José Luis Martín Descalzo, “Veinticuatro maneras de amar”

Cuando a la gente se la habla de que “hay que amarse los unos a los otros” son muchos los que se te quedan mirando y te preguntan: ¿y amar, qué es: un calorcillo en el corazón? ¿Cómo se hace eso de amar, sobre todo cuando se trata de desconocidos o semiconocidos? ¿Amar son, tal vez, solamente algunos impresionantes gestos heroicos? Un amigo mío, Amado Sáez de Ibarra, publicó hace muchos años un folleto que se titulaba “El arte de amar” y en él ofrecía una serie de pequeños gestos de amor, de esos que seguramente no cambian el mundo, pero que, por un lado, lo hacen más vividero y, por otro, estiran el corazón de quien los hace.

Siguiendo su ejemplo voy a ofrecer aquí una lista de 24 pequeñas maneras de amar: – Aprenderse los nombres de la gente que trabaja con nosotros o de los que nos cruzamos en el ascensor y tratarles luego por su nombre.

– Estudiar los gustos ajenos y tratar de complacerles.

– Pensar, por principio, bien de todo el mundo.

– Tener la manía de hacer el bien, sobre todo a los que no se la merecerían teóricamente.

– Sonreír. Sonreír a todas horas. Con ganas o sin ellas.

– Multiplicar el saludo, incluso a los semiconocidos.

– Visitar a los enfermos, sobre todo sin son crónicos.

– Prestar libros aunque te pierdan alguno. Devolverlos tú.

– Hacer favores. Y concederlos antes de que terminen de pedírtelos.

– Olvidar ofensas. Y sonreír especialmente a los ofensores.

– Aguantar a los pesados. No poner cara de vinagre escuchándolos.

– Tratar con antipáticos. Conversar con los sordos sin ponerte nervioso.

– Contestar, si te es posible, a todas las cartas.

– Entretener a los niños chiquitines. No pensar que con ellos pierdes el tiempo.

– Animar a los viejos. No engañarles como chiquillos, peros subrayar todo lo positivo que encuentres en ellos.

– Recordar las fechas de los santos y cumpleaños de los conocidos y amigos.

– Hacer regalos muy pequeños, que demuestren el cariño pero no crean obligación de ser compensados con otro regalo.

– Acudir puntualmente a las citas, aunque tengas que esperar tú.

– Contarle a la gente cosas buenas que alguien ha dicho de ellos.

– Dar buenas noticias.

– No contradecir por sistema a todos los que hablan con nosotros.

– Exponer nuestras razones en las discusiones, pero sin tratar de aplastar.

– Mandar con tono suave. No gritar nunca.

– Corregir de modo que se note que te duele el hacerlo.

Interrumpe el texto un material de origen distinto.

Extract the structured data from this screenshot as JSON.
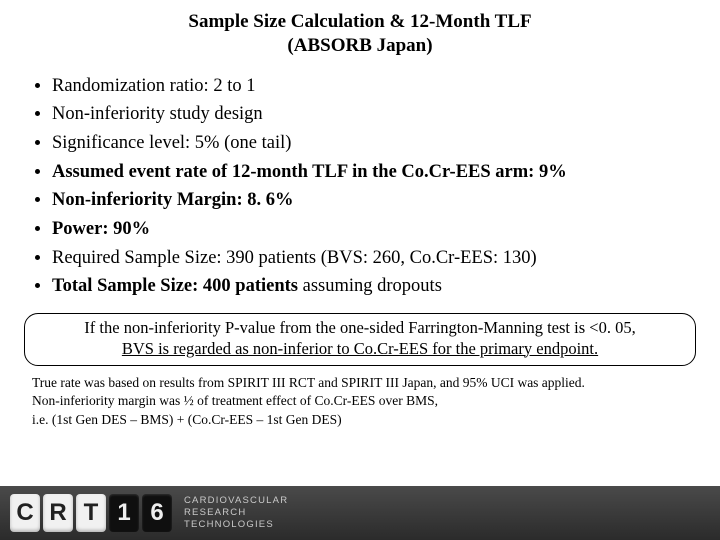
{
  "title_line1": "Sample Size Calculation & 12-Month TLF",
  "title_line2": "(ABSORB Japan)",
  "bullets": [
    {
      "text": "Randomization ratio: 2 to 1",
      "bold": false
    },
    {
      "text": "Non-inferiority study design",
      "bold": false
    },
    {
      "text": "Significance level: 5% (one tail)",
      "bold": false
    },
    {
      "text": "Assumed event rate of 12-month TLF in the Co.Cr-EES arm: 9%",
      "bold": true
    },
    {
      "text": "Non-inferiority Margin: 8. 6%",
      "bold": true
    },
    {
      "text": "Power: 90%",
      "bold": true
    },
    {
      "text": "Required Sample Size: 390 patients (BVS: 260, Co.Cr-EES: 130)",
      "bold": false
    },
    {
      "prefix_bold": "Total Sample Size: 400 patients",
      "suffix": " assuming dropouts"
    }
  ],
  "callout_line1": "If the non-inferiority P-value from the one-sided Farrington-Manning test is <0. 05,",
  "callout_line2": "BVS is regarded as non-inferior to Co.Cr-EES for the primary endpoint.",
  "footnote_line1": "True rate was based on results from SPIRIT III RCT and SPIRIT III Japan, and 95% UCI was applied.",
  "footnote_line2": "Non-inferiority margin was ½ of treatment effect of Co.Cr-EES over BMS,",
  "footnote_line3": "i.e. (1st Gen DES – BMS) + (Co.Cr-EES – 1st Gen DES)",
  "footer": {
    "logo": [
      "C",
      "R",
      "T",
      "1",
      "6"
    ],
    "text_line1": "CARDIOVASCULAR",
    "text_line2": "RESEARCH",
    "text_line3": "TECHNOLOGIES"
  }
}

La lista podría ser interminable y los ejemplos similares infinitos. Y ya sé que son minucias. Pero con muchos millones de pequeñas minucias como éstas el mundo se haría más habitable.

José Luis Martín Descalzo, “Las tres plenitudes”

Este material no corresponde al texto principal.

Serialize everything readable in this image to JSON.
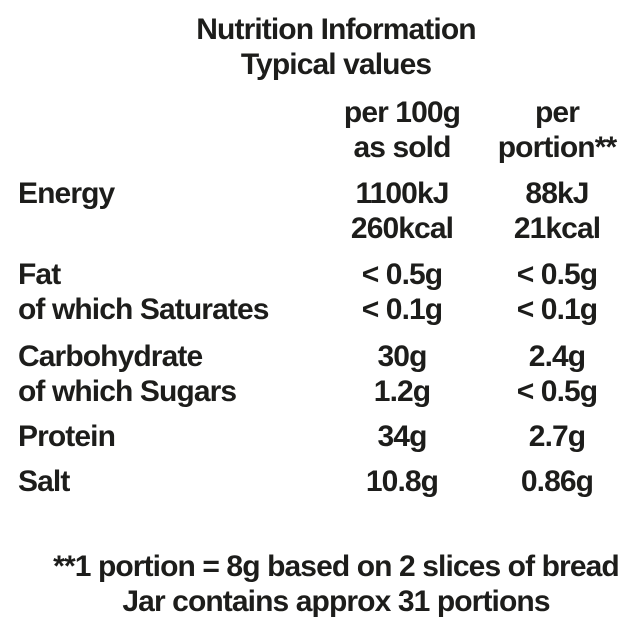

Habla San Alberto Magno que existen tres géneros de plenitudes: “la plenitud del vaso, que retiene y no da; la del canal, que da y no retiene, y la de la fuente, que crea, retiene y da”. ¡Qué tremenda verdad! Efectivamente, yo he conocido muchos hombres-vaso. Son gentes que se dedican a almacenar virtudes o ciencia, que lo leen todo, coleccionan títulos, saben cuanto puede saberse, pero creen terminada su tarea cuando han concluido su almacenamiento: ni reparten sabiduría ni alegría. Tienen, pero no comparten. Retienen, pero no dan. Son magníficos, pero magníficamente estériles. Son simples servidores de su egoísmo.

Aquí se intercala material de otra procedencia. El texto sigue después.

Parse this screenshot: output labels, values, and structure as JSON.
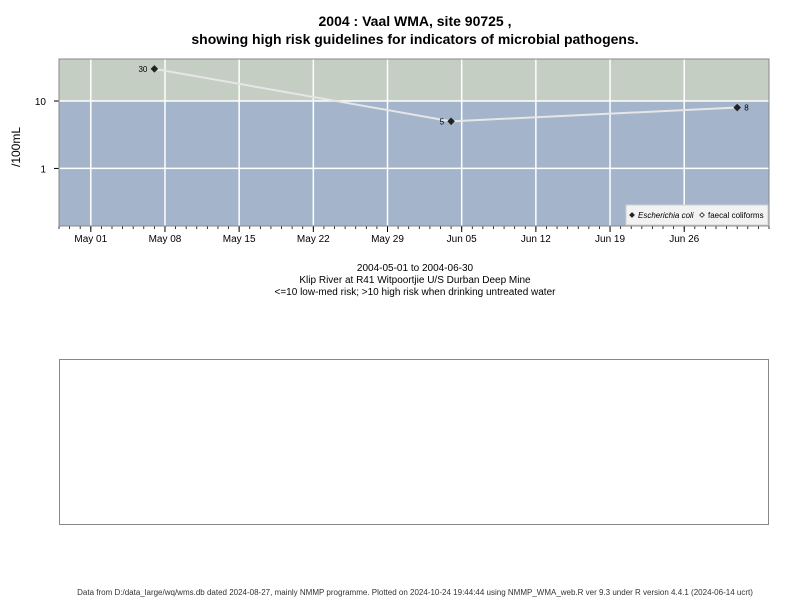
{
  "title_line1": "2004 : Vaal WMA, site 90725 ,",
  "title_line2": "showing high risk guidelines for indicators of microbial pathogens.",
  "subtitle": {
    "date_range": "2004-05-01 to 2004-06-30",
    "site_name": "Klip River at R41 Witpoortjie U/S Durban Deep Mine",
    "risk_note": "<=10 low-med risk; >10 high risk when drinking untreated water"
  },
  "footer": "Data from D:/data_large/wq/wms.db dated 2024-08-27, mainly NMMP programme. Plotted on 2024-10-24 19:44:44 using NMMP_WMA_web.R ver 9.3 under R version 4.4.1 (2024-06-14 ucrt)",
  "chart_data": {
    "type": "line",
    "ylabel": "/100mL",
    "y_scale": "log",
    "ylim": [
      0.14,
      42
    ],
    "yticks": [
      1,
      10
    ],
    "xlim": [
      "2004-04-28",
      "2004-07-04"
    ],
    "xticks": [
      {
        "date": "2004-05-01",
        "label": "May 01"
      },
      {
        "date": "2004-05-08",
        "label": "May 08"
      },
      {
        "date": "2004-05-15",
        "label": "May 15"
      },
      {
        "date": "2004-05-22",
        "label": "May 22"
      },
      {
        "date": "2004-05-29",
        "label": "May 29"
      },
      {
        "date": "2004-06-05",
        "label": "Jun 05"
      },
      {
        "date": "2004-06-12",
        "label": "Jun 12"
      },
      {
        "date": "2004-06-19",
        "label": "Jun 19"
      },
      {
        "date": "2004-06-26",
        "label": "Jun 26"
      }
    ],
    "risk_threshold": 10,
    "colors": {
      "high_risk_band": "#c4cec3",
      "low_risk_band": "#a3b4cb",
      "grid": "#ffffff",
      "line": "#e6e6e6",
      "marker": "#222222"
    },
    "series": [
      {
        "name": "Escherichia coli",
        "marker": "diamond-filled",
        "points": [
          {
            "x": "2004-05-07",
            "y": 30,
            "label": "30"
          },
          {
            "x": "2004-06-04",
            "y": 5,
            "label": "5"
          },
          {
            "x": "2004-07-01",
            "y": 8,
            "label": "8"
          }
        ]
      },
      {
        "name": "faecal coliforms",
        "marker": "diamond-open",
        "points": []
      }
    ],
    "legend_position": "bottom-right",
    "grid": true
  }
}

También he conocido hombres-canal: es la gente que se desgasta en palabras, que se pasa la vida haciendo y haciendo cosas, que nunca rumia lo que sabe, que cuando le entra de vital por los oídos se le va por la boca sin dejar pozo adentro. Padecen la neurosis de la acción, tienen que hacer muchas cosas y todas de prisa, creen estar sirviendo a los demás pero su servicio es, a veces, un modo de calmar sus picores del alma. Hombre-canal son muchos periodistas, algunos apóstoles, sacerdotes o seglares. Dan y no retienen. Y, después de dar, se sienten vacíos.

Qué difícil, en cambio, encontrar hombres-fuente, personas que dan de lo que han hecho sustancia de su alma, que reparten como las llamas, encendiendo la del vecino sin disminuir la propia, porque recrean todo lo que viven y reparten todo cuanto han recreado. Dan sin vaciarse, riegan sin decrecer, ofrecen su agua sin quedarse secos. Cristo -pienso- debió ser así. El era la fuente que brota inextinguible, el agua que calma la sed para la vida eterna. Nosotros -¡ah!- tal vez ya haríamos bastante con ser uno de esos hilillos que bajan chorreando desde lo alto de la gran montaña de la vida.